The Elder cleared his throat. “Tonight, under the moon’s witness, the Alpha will acknowledge his fated mate.”
I lifted my eyes to Kael.
He didn’t look back.
That was when the fear really settled in.
I thought about all the small moments I had brushed off—how he never spoke to me unless necessary, how his touch always felt distant, how he never once smiled at me the way other mates smiled at each other.
I told myself it didn’t matter.
That the bond would fix everything.
It didn’t.
“I reject her.”
The words landed softly.
Almost politely.
That made them worse.
For a second, I genuinely didn’t understand what he said. My mind went blank, as if it refused to translate the sound into meaning.
Then the pain came.
It exploded in my chest, sharp and brutal, stealing the breath from my lungs. I gasped, clutching at myself like that might stop it, like I could hold the bond together through sheer will.
I couldn’t.
My wolf screamed.
Not in anger—
in confusion.
Why is he hurting us? she cried. He’s ours.
Tears burned my eyes, but I refused to let them fall. Not here. Not in front of everyone who had always been waiting for me to fail.

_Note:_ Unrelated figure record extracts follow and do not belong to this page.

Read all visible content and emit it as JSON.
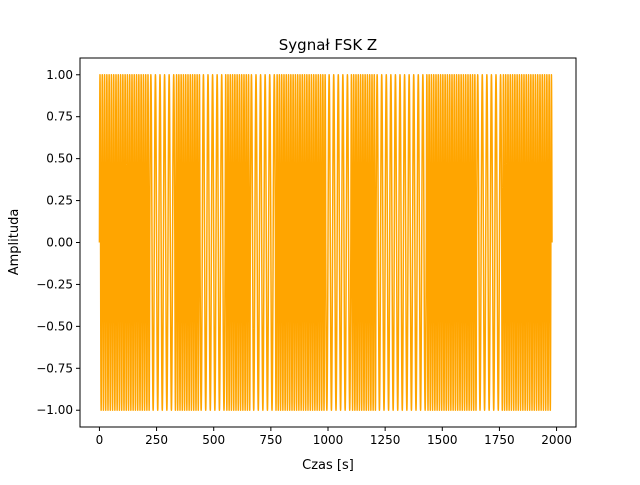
{
  "chart_data": {
    "type": "line",
    "title": "Sygnał FSK Z",
    "xlabel": "Czas [s]",
    "ylabel": "Amplituda",
    "xlim": [
      -85,
      2085
    ],
    "ylim": [
      -1.1,
      1.1
    ],
    "xticks": [
      0,
      250,
      500,
      750,
      1000,
      1250,
      1500,
      1750,
      2000
    ],
    "xtick_labels": [
      "0",
      "250",
      "500",
      "750",
      "1000",
      "1250",
      "1500",
      "1750",
      "2000"
    ],
    "yticks": [
      -1.0,
      -0.75,
      -0.5,
      -0.25,
      0.0,
      0.25,
      0.5,
      0.75,
      1.0
    ],
    "ytick_labels": [
      "−1.00",
      "−0.75",
      "−0.50",
      "−0.25",
      "0.00",
      "0.25",
      "0.50",
      "0.75",
      "1.00"
    ],
    "grid": false,
    "legend": "none",
    "series": [
      {
        "color": "#FFA500",
        "signal": "sin(2*pi*f*t), f = 1 cycle per 20 s for bit 0 and 1 cycle per 10 s for bit 1",
        "t_range": [
          0,
          1980
        ],
        "bit_duration": 110,
        "bits": [
          1,
          1,
          0,
          1,
          0,
          1,
          0,
          1,
          1,
          0,
          1,
          0,
          0,
          1,
          1,
          0,
          1,
          1
        ]
      }
    ]
  }
}
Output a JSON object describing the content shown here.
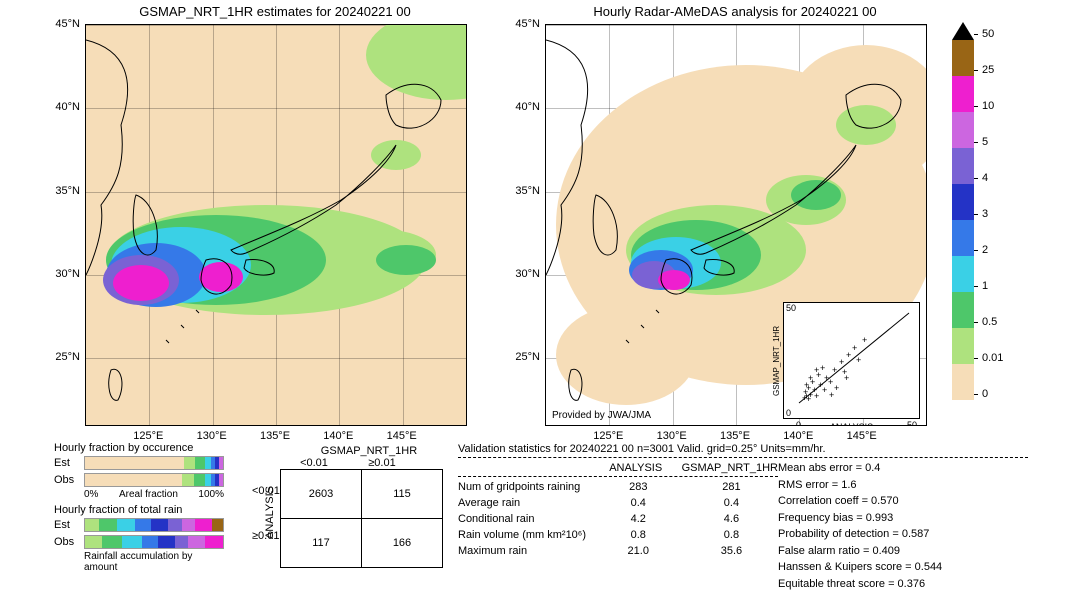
{
  "map1": {
    "title": "GSMAP_NRT_1HR estimates for 20240221 00",
    "xticks": [
      "125°E",
      "130°E",
      "135°E",
      "140°E",
      "145°E"
    ],
    "yticks": [
      "45°N",
      "40°N",
      "35°N",
      "30°N",
      "25°N"
    ],
    "bg_color": "#f6ddb8"
  },
  "map2": {
    "title": "Hourly Radar-AMeDAS analysis for 20240221 00",
    "xticks": [
      "125°E",
      "130°E",
      "135°E",
      "140°E",
      "145°E"
    ],
    "yticks": [
      "45°N",
      "40°N",
      "35°N",
      "30°N",
      "25°N"
    ],
    "provided_by": "Provided by JWA/JMA",
    "scatter": {
      "xmax": 50,
      "ymax": 50,
      "xlabel": "ANALYSIS",
      "ylabel": "GSMAP_NRT_1HR"
    }
  },
  "colorbar": {
    "ticks": [
      "50",
      "25",
      "10",
      "5",
      "4",
      "3",
      "2",
      "1",
      "0.5",
      "0.01",
      "0"
    ],
    "colors_top_to_bottom": [
      "#996515",
      "#ee1fcf",
      "#cc66e0",
      "#7a62d4",
      "#2433c6",
      "#3579e8",
      "#3ad0e6",
      "#4ec76a",
      "#aee27e",
      "#f6ddb8",
      "#ffffff"
    ]
  },
  "occurrence": {
    "title": "Hourly fraction by occurence",
    "est": [
      {
        "c": "#f6ddb8",
        "w": 72
      },
      {
        "c": "#aee27e",
        "w": 8
      },
      {
        "c": "#4ec76a",
        "w": 7
      },
      {
        "c": "#3ad0e6",
        "w": 4
      },
      {
        "c": "#3579e8",
        "w": 3
      },
      {
        "c": "#2433c6",
        "w": 3
      },
      {
        "c": "#cc66e0",
        "w": 3
      }
    ],
    "obs": [
      {
        "c": "#f6ddb8",
        "w": 70
      },
      {
        "c": "#aee27e",
        "w": 9
      },
      {
        "c": "#4ec76a",
        "w": 8
      },
      {
        "c": "#3ad0e6",
        "w": 4
      },
      {
        "c": "#3579e8",
        "w": 3
      },
      {
        "c": "#2433c6",
        "w": 3
      },
      {
        "c": "#cc66e0",
        "w": 3
      }
    ],
    "axis_l": "0%",
    "axis_label": "Areal fraction",
    "axis_r": "100%"
  },
  "total": {
    "title": "Hourly fraction of total rain",
    "est": [
      {
        "c": "#aee27e",
        "w": 10
      },
      {
        "c": "#4ec76a",
        "w": 13
      },
      {
        "c": "#3ad0e6",
        "w": 13
      },
      {
        "c": "#3579e8",
        "w": 12
      },
      {
        "c": "#2433c6",
        "w": 12
      },
      {
        "c": "#7a62d4",
        "w": 10
      },
      {
        "c": "#cc66e0",
        "w": 10
      },
      {
        "c": "#ee1fcf",
        "w": 12
      },
      {
        "c": "#996515",
        "w": 8
      }
    ],
    "obs": [
      {
        "c": "#aee27e",
        "w": 12
      },
      {
        "c": "#4ec76a",
        "w": 15
      },
      {
        "c": "#3ad0e6",
        "w": 14
      },
      {
        "c": "#3579e8",
        "w": 12
      },
      {
        "c": "#2433c6",
        "w": 12
      },
      {
        "c": "#7a62d4",
        "w": 10
      },
      {
        "c": "#cc66e0",
        "w": 12
      },
      {
        "c": "#ee1fcf",
        "w": 13
      }
    ],
    "bottom": "Rainfall accumulation by amount"
  },
  "confusion": {
    "col_header": "GSMAP_NRT_1HR",
    "row_header": "ANALYSIS",
    "cols": [
      "<0.01",
      "≥0.01"
    ],
    "rows": [
      "<0.01",
      "≥0.01"
    ],
    "cells": [
      [
        "2603",
        "115"
      ],
      [
        "117",
        "166"
      ]
    ]
  },
  "validation": {
    "header": "Validation statistics for 20240221 00  n=3001 Valid. grid=0.25°  Units=mm/hr.",
    "col1": "ANALYSIS",
    "col2": "GSMAP_NRT_1HR",
    "rows": [
      {
        "label": "Num of gridpoints raining",
        "a": "283",
        "b": "281"
      },
      {
        "label": "Average rain",
        "a": "0.4",
        "b": "0.4"
      },
      {
        "label": "Conditional rain",
        "a": "4.2",
        "b": "4.6"
      },
      {
        "label": "Rain volume (mm km²10⁶)",
        "a": "0.8",
        "b": "0.8"
      },
      {
        "label": "Maximum rain",
        "a": "21.0",
        "b": "35.6"
      }
    ],
    "scores": [
      "Mean abs error =    0.4",
      "RMS error =    1.6",
      "Correlation coeff =  0.570",
      "Frequency bias =  0.993",
      "Probability of detection =  0.587",
      "False alarm ratio =  0.409",
      "Hanssen & Kuipers score =  0.544",
      "Equitable threat score =  0.376"
    ]
  }
}
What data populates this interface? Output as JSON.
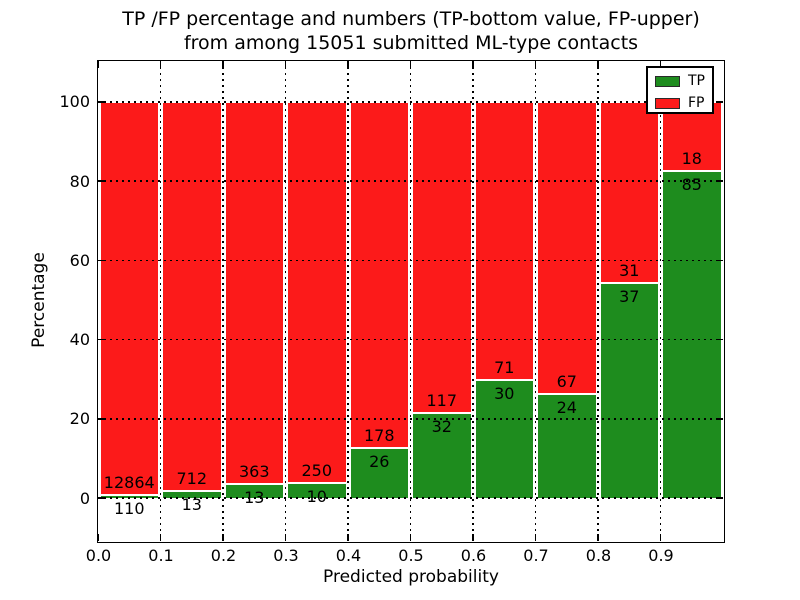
{
  "chart_data": {
    "type": "bar",
    "stacked": true,
    "title_line1": "TP /FP percentage and numbers (TP-bottom value, FP-upper)",
    "title_line2": "from among 15051 submitted ML-type contacts",
    "xlabel": "Predicted probability",
    "ylabel": "Percentage",
    "total_submitted_contacts": 15051,
    "x_tick_labels": [
      "0.0",
      "0.1",
      "0.2",
      "0.3",
      "0.4",
      "0.5",
      "0.6",
      "0.7",
      "0.8",
      "0.9"
    ],
    "y_tick_values": [
      0,
      20,
      40,
      60,
      80,
      100
    ],
    "xlim": [
      0.0,
      1.0
    ],
    "ylim": [
      -10.8,
      110.3
    ],
    "grid": true,
    "bar_bin_width": 0.1,
    "categories": [
      "0.0-0.1",
      "0.1-0.2",
      "0.2-0.3",
      "0.3-0.4",
      "0.4-0.5",
      "0.5-0.6",
      "0.6-0.7",
      "0.7-0.8",
      "0.8-0.9",
      "0.9-1.0"
    ],
    "series": [
      {
        "name": "TP",
        "color": "#1e8c1e",
        "counts": [
          110,
          13,
          13,
          10,
          26,
          32,
          30,
          24,
          37,
          85
        ]
      },
      {
        "name": "FP",
        "color": "#fc1a1a",
        "counts": [
          12864,
          712,
          363,
          250,
          178,
          117,
          71,
          67,
          31,
          18
        ]
      }
    ],
    "tp_percent_of_bin": [
      0.85,
      1.79,
      3.46,
      3.85,
      12.75,
      21.48,
      29.7,
      26.37,
      54.41,
      82.52
    ],
    "bars_stack_to_percent": 100,
    "legend": {
      "position": "upper-right",
      "entries": [
        {
          "label": "TP",
          "color": "#1e8c1e"
        },
        {
          "label": "FP",
          "color": "#fc1a1a"
        }
      ]
    },
    "colors": {
      "tp_green": "#1e8c1e",
      "fp_red": "#fc1a1a",
      "grid": "#000000",
      "background": "#ffffff"
    }
  }
}
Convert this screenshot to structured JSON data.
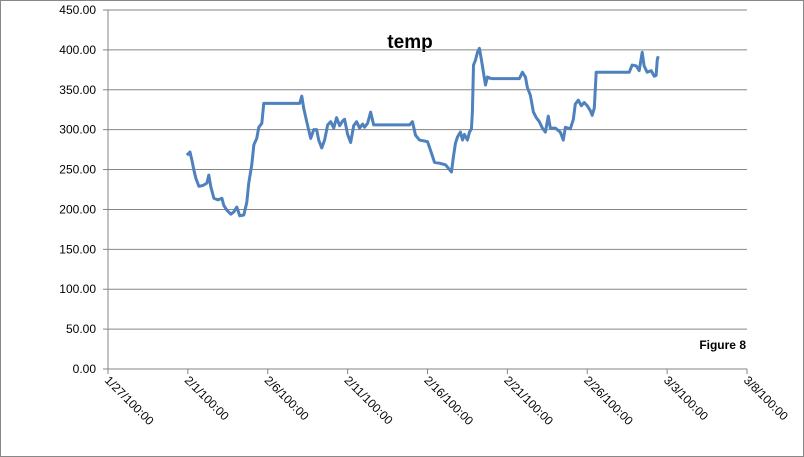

“I, Alpha Kael of the Silverclaw Pack,” he continued, voice steady, “reject Lyra as my mate. She is not fit to stand beside me.”
Not fit.
He didn’t call me evil.
He didn’t call me useless.
Just… not enough.
That hurt more than anything.
Murmurs rippled through the crowd. I heard my name, broken into pieces by whispers. Some sounded shocked. Some sounded relieved.
None sounded surprised.
My knees weakened, but I forced myself to stay upright. If I fell now, I didn’t know if I’d be able to stand again.
I laughed quietly.
It slipped out before I could stop it.
Kael finally looked at me then, his eyes narrowing. “This isn’t a joke.”
“No,” I said, my voice hoarse. “It’s just funny how you waited until everyone was watching.”
Something flickered across his face. Annoyance, maybe. Guilt, if I was being generous.
It vanished quickly.
The Elder shifted uncomfortably. “Lyra… you understand what this means.”
I nodded.
I understood perfectly.
No mate.
No protection.
No place.
I turned away before they could say anything else.
That was when I felt it.
A pull.
Not sharp like the bond had been—but heavy. Old. As if the night itself had leaned closer.
I stopped walking.
The forest beyond the pack boundary felt darker than it should have, the shadows thicker, watching. My skin prickled, and my wolf went silent—too silent.
For a moment, I had the strange, terrifying thought that someone was looking back at me.
Not Kael.
Someone else.
Far away… yet aware.
I shook my head, angry at myself. You’re imagining things, I thought. You’ve just been rejected in front of everyone. Of course you feel watched.
I crossed the boundary anyway.
The moment I did, the pain in my chest dulled, leaving behind something hollow and aching. Like an old wound that would never quite heal.
Only then did I let the tears fall.
They came fast and quiet, soaking into the dirt as I walked deeper into the trees.
“I didn’t want much,” I whispered to no one. “Just… to belong.”
My wolf curled in on herself.
We will, she said weakly.
I didn’t believe her.
I didn’t know yet that rejection wasn’t the end.
It was an invitation.
And somewhere in the dark, something ancient had felt the snap of a broken bond—and decided to see what had been discarded.